The way the decision to discontinue the circulation of Rs 2,000 banknotes has been implemented by the RBI clearly shows the experience gained and lessons learned during the painful period of the 2016 note ban, usually known as demonetization, which hit the unorganized economy adversely.
The establishment of the RBI
During the British Raj, the Imperial Legislative Council enacted the Reserve Bank of India Act of 1934 to regulate the issue of Bank notes and the keeping of reserves with a view to securing monetary stability in the country and operating the currency and credit system of the country to its advantage.
The RBI Act says a bank called the Reserve Bank of India shall be constituted for the purposes of taking over the management of the currency from the Central Government and of carrying on the business of banking in the country as per the provisions of the RBI Law.
Therefore, after the RBI Act came into force on April 1, 1935, and the RBI came into being on the same day, initially the Reserve Bank’s head office was located in Kolkata but in 1937 it was permanently moved to Mumbai. The Mumbai office is the place where the RBI governor sits and policies are formulated.
RBI’s powers over currency management
According to Section 22 of the RBI Act of 1934, the RBI is the sole issuer of currency notes in the country. Section 22 says the Bank shall have the sole right to issue banknotes in India, and may, for a period which shall be fixed by the Central Government on the recommendation of the Central Board of the RBI, issue currency notes of the Government of India supplied to it by the Central Government.

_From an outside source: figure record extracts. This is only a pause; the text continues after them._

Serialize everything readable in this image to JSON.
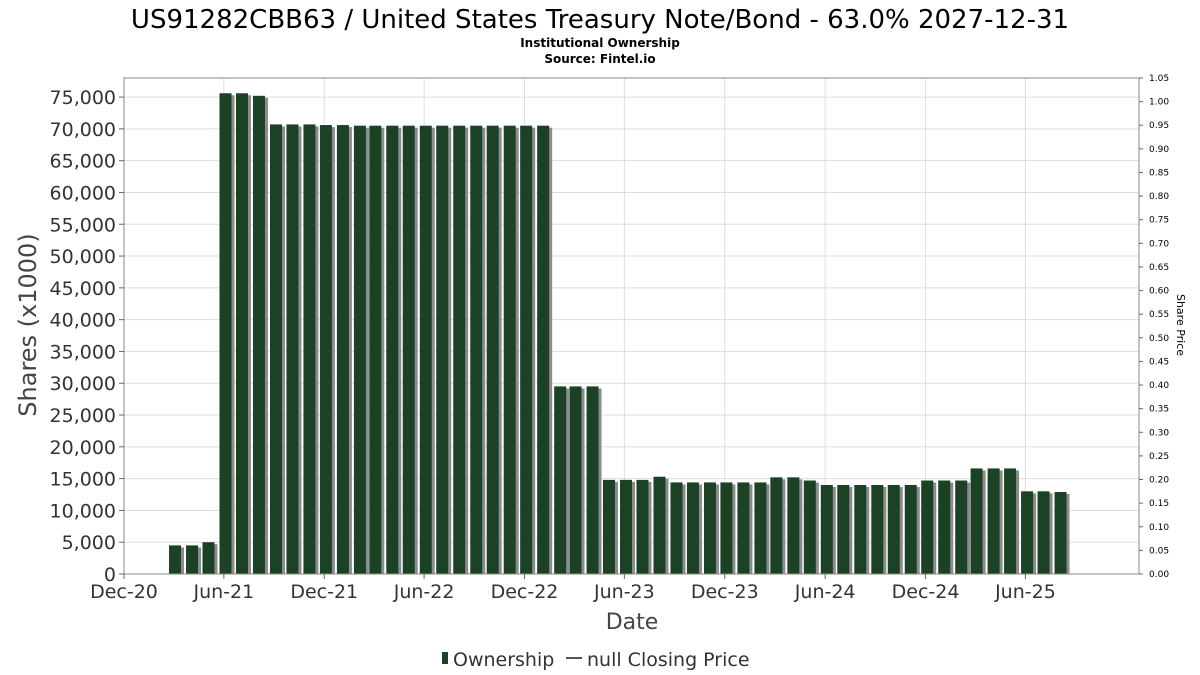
{
  "chart_data": {
    "type": "bar",
    "title": "US91282CBB63 / United States Treasury Note/Bond - 63.0% 2027-12-31",
    "subtitle_lines": [
      "Institutional Ownership",
      "Source: Fintel.io"
    ],
    "xlabel": "Date",
    "ylabel": "Shares (x1000)",
    "y2label": "Share Price",
    "x_domain": [
      "2020-12-01",
      "2025-12-25"
    ],
    "ylim": [
      0,
      78000
    ],
    "y_ticks": [
      0,
      5000,
      10000,
      15000,
      20000,
      25000,
      30000,
      35000,
      40000,
      45000,
      50000,
      55000,
      60000,
      65000,
      70000,
      75000
    ],
    "y_tick_labels": [
      "0",
      "5,000",
      "10,000",
      "15,000",
      "20,000",
      "25,000",
      "30,000",
      "35,000",
      "40,000",
      "45,000",
      "50,000",
      "55,000",
      "60,000",
      "65,000",
      "70,000",
      "75,000"
    ],
    "y2lim": [
      0,
      1.05
    ],
    "y2_tick_labels": [
      "0.00",
      "0.05",
      "0.10",
      "0.15",
      "0.20",
      "0.25",
      "0.30",
      "0.35",
      "0.40",
      "0.45",
      "0.50",
      "0.55",
      "0.60",
      "0.65",
      "0.70",
      "0.75",
      "0.80",
      "0.85",
      "0.90",
      "0.95",
      "1.00",
      "1.05"
    ],
    "x_ticks": [
      {
        "label": "Dec-20",
        "date": "2020-12-01"
      },
      {
        "label": "Jun-21",
        "date": "2021-06-01"
      },
      {
        "label": "Dec-21",
        "date": "2021-12-01"
      },
      {
        "label": "Jun-22",
        "date": "2022-06-01"
      },
      {
        "label": "Dec-22",
        "date": "2022-12-01"
      },
      {
        "label": "Jun-23",
        "date": "2023-06-01"
      },
      {
        "label": "Dec-23",
        "date": "2023-12-01"
      },
      {
        "label": "Jun-24",
        "date": "2024-06-01"
      },
      {
        "label": "Dec-24",
        "date": "2024-12-01"
      },
      {
        "label": "Jun-25",
        "date": "2025-06-01"
      }
    ],
    "grid": true,
    "legend_position": "bottom-center",
    "series": [
      {
        "name": "Ownership",
        "color": "#1b4225",
        "shadow_color": "#8c8c8c",
        "points": [
          {
            "date": "2021-03-04",
            "value": 4500
          },
          {
            "date": "2021-04-04",
            "value": 4500
          },
          {
            "date": "2021-05-04",
            "value": 5000
          },
          {
            "date": "2021-06-04",
            "value": 75600
          },
          {
            "date": "2021-07-04",
            "value": 75600
          },
          {
            "date": "2021-08-04",
            "value": 75200
          },
          {
            "date": "2021-09-04",
            "value": 70700
          },
          {
            "date": "2021-10-04",
            "value": 70700
          },
          {
            "date": "2021-11-04",
            "value": 70700
          },
          {
            "date": "2021-12-04",
            "value": 70600
          },
          {
            "date": "2022-01-04",
            "value": 70600
          },
          {
            "date": "2022-02-04",
            "value": 70500
          },
          {
            "date": "2022-03-04",
            "value": 70500
          },
          {
            "date": "2022-04-04",
            "value": 70500
          },
          {
            "date": "2022-05-04",
            "value": 70500
          },
          {
            "date": "2022-06-04",
            "value": 70500
          },
          {
            "date": "2022-07-04",
            "value": 70500
          },
          {
            "date": "2022-08-04",
            "value": 70500
          },
          {
            "date": "2022-09-04",
            "value": 70500
          },
          {
            "date": "2022-10-04",
            "value": 70500
          },
          {
            "date": "2022-11-04",
            "value": 70500
          },
          {
            "date": "2022-12-04",
            "value": 70500
          },
          {
            "date": "2023-01-04",
            "value": 70500
          },
          {
            "date": "2023-02-04",
            "value": 29500
          },
          {
            "date": "2023-03-04",
            "value": 29500
          },
          {
            "date": "2023-04-04",
            "value": 29500
          },
          {
            "date": "2023-05-04",
            "value": 14800
          },
          {
            "date": "2023-06-04",
            "value": 14800
          },
          {
            "date": "2023-07-04",
            "value": 14800
          },
          {
            "date": "2023-08-04",
            "value": 15300
          },
          {
            "date": "2023-09-04",
            "value": 14400
          },
          {
            "date": "2023-10-04",
            "value": 14400
          },
          {
            "date": "2023-11-04",
            "value": 14400
          },
          {
            "date": "2023-12-04",
            "value": 14400
          },
          {
            "date": "2024-01-04",
            "value": 14400
          },
          {
            "date": "2024-02-04",
            "value": 14400
          },
          {
            "date": "2024-03-04",
            "value": 15200
          },
          {
            "date": "2024-04-04",
            "value": 15200
          },
          {
            "date": "2024-05-04",
            "value": 14700
          },
          {
            "date": "2024-06-04",
            "value": 14000
          },
          {
            "date": "2024-07-04",
            "value": 14000
          },
          {
            "date": "2024-08-04",
            "value": 14000
          },
          {
            "date": "2024-09-04",
            "value": 14000
          },
          {
            "date": "2024-10-04",
            "value": 14000
          },
          {
            "date": "2024-11-04",
            "value": 14000
          },
          {
            "date": "2024-12-04",
            "value": 14700
          },
          {
            "date": "2025-01-04",
            "value": 14700
          },
          {
            "date": "2025-02-04",
            "value": 14700
          },
          {
            "date": "2025-03-04",
            "value": 16600
          },
          {
            "date": "2025-04-04",
            "value": 16600
          },
          {
            "date": "2025-05-04",
            "value": 16600
          },
          {
            "date": "2025-06-04",
            "value": 13000
          },
          {
            "date": "2025-07-04",
            "value": 13000
          },
          {
            "date": "2025-08-04",
            "value": 12900
          }
        ]
      }
    ],
    "legend": [
      {
        "name": "Ownership",
        "symbol": "bar",
        "color": "#1b4225"
      },
      {
        "name": "null Closing Price",
        "symbol": "line",
        "color": "#555555"
      }
    ]
  }
}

And Section 22 also provides that once the provisions of that chapter come into force, the Central Government will not issue any currency notes as the management and control of the issue of currency and bank notes were transferred from the Central Government to the Reserve Bank of India.
Denominations of notes issued by the RBI
Section 24 of the RBI Act of 1934 deals with the value or denominations of the bank notes issued by the Reserve Bank.

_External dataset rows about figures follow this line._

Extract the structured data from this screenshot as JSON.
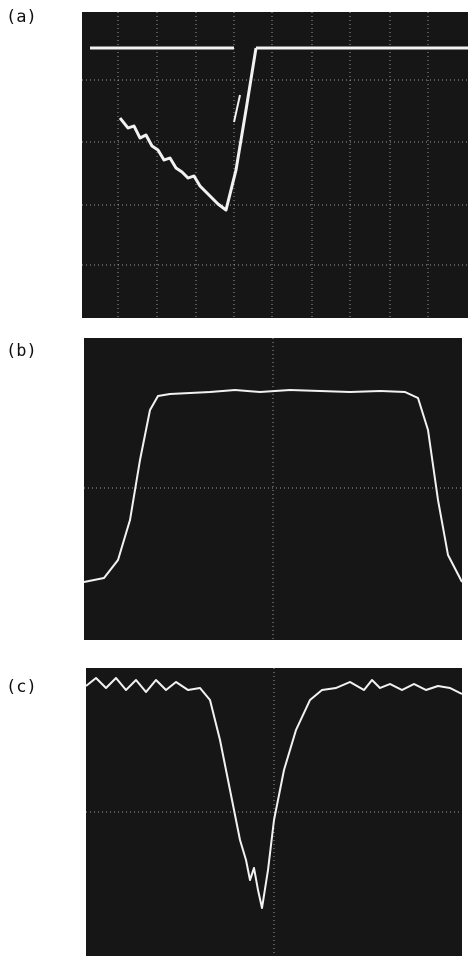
{
  "panels": [
    {
      "label": "(a)"
    },
    {
      "label": "(b)"
    },
    {
      "label": "(c)"
    }
  ]
}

For example, the RBI Act itself provides the denominations that the bank notes shall be of the denominational value to two rupees, five rupees, ten rupees, twenty rupees, fifty rupees, one hundred rupees, five hundred rupees, one thousand rupees, five thousand rupees and ten thousand rupees.
The language and wording of Section 24 of the RBI Act do not specifically mention the RBI shall issue the banknote of Rs 2,000 as was issued by the RBI in the wake of the 2016 demonetization to urgently meet the cash-related needs of the economy.
However, Section 24 also allows the RBI to issue banknotes of any other denominational value, not exceeding ten thousand rupees, as the Central Government may, on the recommendation of the Central Board, specify on this behalf. That is why the RBI was able to issue Rs 2,000 banknotes in 2016 despite the fact that a banknote of Rs 2,000 denominational value has not been specifically mentioned in the RBI Act.
And now the Reserve Bank has decided to discontinue the circulation of Rs 2,000 bank notes from October 2023 but it will remain a valid legal tender till September 30.